Ongoing construction of a canal to link to a sluice gate of Srepok 4A Hydropower Plant in Dak Lak Province in the Central Highlands has blocked Ea La Spring, with rainwater now overflowing and flooding lower levels to inundate and damage hundreds of hectares of farm crops.
|Rice and vegetable fields were inundated from flooding caused by ongoing construction of a canal at Srepok 4A Hydropower Plant in Ea Wer Commune in Buon Don District of Dak Lak Province (Photo: SGGP)|
The Buon Don Hydropower Company has invested VND2 trillion (US$95.36 million) in the 64MW Srepok 4A Hydropower Plant in Dak Lak Province.

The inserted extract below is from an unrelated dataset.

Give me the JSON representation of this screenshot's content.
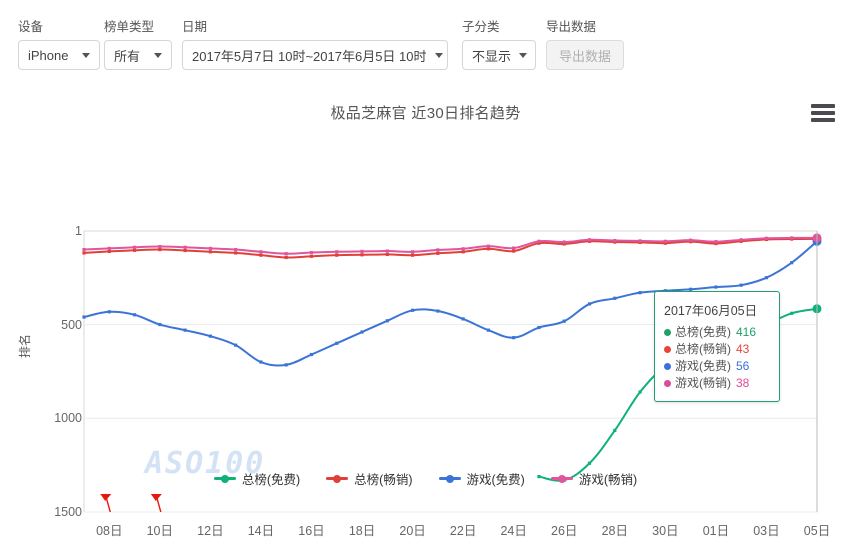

The 15km canal was being built through Ea Wer, Ea Huar and Krong Na Communes in Buon Don District to drain water from the sluice gate of the Hydropower Plant.
Soil debris from the canal construction site was being dumped around the Ea La Spring, narrowing its width from 5m to only 3m.
During a heavy rainfall on June 5 and 6, the Ea La Spring swelled up and overflow of water inundated nearly 100 hectares of rice and vegetable crops in Ea Wer Commune. Total damage was recorded at around VND500 million ($24,000).
In mid May, a local resident named Loc Van Rung spent VND25 million to grow three hectares of corn, of which one hectare has now been flooded, costing him nearly VND10 million.
Len Van Dung, from the same commune, lost one hectare of sugarcane crop. Dung said that earlier he grew cashew which did get him much profit. As a result, he switched to sugarcane this year in the hope of higher profits.
Several areas under vegetables and rice were still submerged on June 14.
Nguyen Tat Phong, chairman of the People’s Committee of Ea Wer Commune, said that before construction of the hydropower plant canal began, the Ea La Sring could drain floodwaters even after continuous heavy rains.
The People’s Committee of Ea Wer Commune has proposed to the People’s Committee of Buon Don District and the investor of Srepok 4A Hydropower Plant to assist affected residents and resolve related issues.
Khuat Van Son, a representative of the investor, said that they are currently pumping out floodwaters to save rice and vegetable crops. After waters recede, the company will examine the damages caused and disperse compensation accordingly.
The company will also design and build a spillway to drain out water from Ea La Spring straight into the canal. After the spillway is built, floodwaters will not lead to flooding of surrounding areas, said Son.